Musk also intimated that Nevada made the most logistical sense. Reno is easily
accessible by rail and highway to Fremont, and Nevada hosts the only active
lithium mines in the U.S.

But if those were the attractions, then why should Nevada have to pay such a
steep subsidy price? Tesla will be exempt from property taxes for 10 years and
sales taxes for 20 years at a cost of $1.1 billion to taxpayers. Tesla will
also get $195 million in transferable tax credits that it can sell to other
businesses. Since Nevada has no personal or corporate income tax, Tesla will
effectively operate tax-free in the state.

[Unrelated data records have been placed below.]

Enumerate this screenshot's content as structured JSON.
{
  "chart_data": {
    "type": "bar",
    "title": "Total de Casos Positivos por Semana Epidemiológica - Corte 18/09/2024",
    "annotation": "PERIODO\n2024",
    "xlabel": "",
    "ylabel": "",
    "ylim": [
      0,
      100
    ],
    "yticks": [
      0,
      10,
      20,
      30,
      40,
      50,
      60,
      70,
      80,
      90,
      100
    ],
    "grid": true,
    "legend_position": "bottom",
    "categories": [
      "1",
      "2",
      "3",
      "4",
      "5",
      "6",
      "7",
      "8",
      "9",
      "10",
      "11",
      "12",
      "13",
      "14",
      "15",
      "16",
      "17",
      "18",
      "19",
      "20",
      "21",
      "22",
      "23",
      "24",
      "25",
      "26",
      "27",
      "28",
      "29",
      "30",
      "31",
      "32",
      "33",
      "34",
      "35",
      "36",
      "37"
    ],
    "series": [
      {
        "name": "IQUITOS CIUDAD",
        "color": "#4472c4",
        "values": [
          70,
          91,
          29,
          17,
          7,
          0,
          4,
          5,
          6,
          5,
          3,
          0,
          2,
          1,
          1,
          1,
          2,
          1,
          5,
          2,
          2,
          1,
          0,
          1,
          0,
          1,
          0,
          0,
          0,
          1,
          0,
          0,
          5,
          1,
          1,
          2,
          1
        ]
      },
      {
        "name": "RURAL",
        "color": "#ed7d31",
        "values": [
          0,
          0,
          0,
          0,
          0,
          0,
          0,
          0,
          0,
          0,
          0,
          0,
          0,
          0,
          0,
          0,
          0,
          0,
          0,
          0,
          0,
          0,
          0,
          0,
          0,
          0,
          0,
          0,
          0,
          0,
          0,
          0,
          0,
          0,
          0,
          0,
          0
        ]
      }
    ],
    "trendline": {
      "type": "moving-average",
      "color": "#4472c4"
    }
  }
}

Tesla will also receive a 10% to 30% electricity discount over eight years.
The NV Energy public utility will pay for this discount by charging other
customers $1.84 more on average per year. Mr. Musk claims the factory will
generate all the renewable energy it needs, but the utility discount will pay
for back-up power from the grid because renewables provide intermittent
energy.

By being connected to the grid, Tesla will also be able to exploit Nevada's
"net-metering" regulations to sell its excess renewable power back to the
utility at the retail price, which can be up to 50% higher than wholesale. So
Tesla can buy electricity at a discount, and then sell it for a premium.

Tesla will also get a 30% federal tax credit for building its own renewable
generation, which will help wipe out its future federal tax liability,
assuming it has any. Tax credits and carry-forward losses have already
absolved the company from paying federal income tax since at least 2008. Last
year Tesla paid a mere $2.5 million in corporate income taxes—zip to Uncle
Sam, $178,000 to the states and $2.35 million to foreign governments.

 __* California Gov. Jerry Brown shrewdly observed on Friday that "Nevada's
tax breaks are California's benefit" because they will help Tesla cut the cost
of its cars by half to $35,000. Mr. Brown understands that California's target
of getting one million "zero-emission vehicles" on the road by 2020 will
require much larger price discounts than the state's $2,500 rebates.

So maybe Mr. Musk really is a genius, of the political kind at least. He's
figured out that as long as you pick a politically favored industry you can be
one of the world's richest men and still get taxpayers to finance your
operations and become even richer. Not so smart are the Nevada politicians who
seem to have no idea how thoroughly they've been fleeced.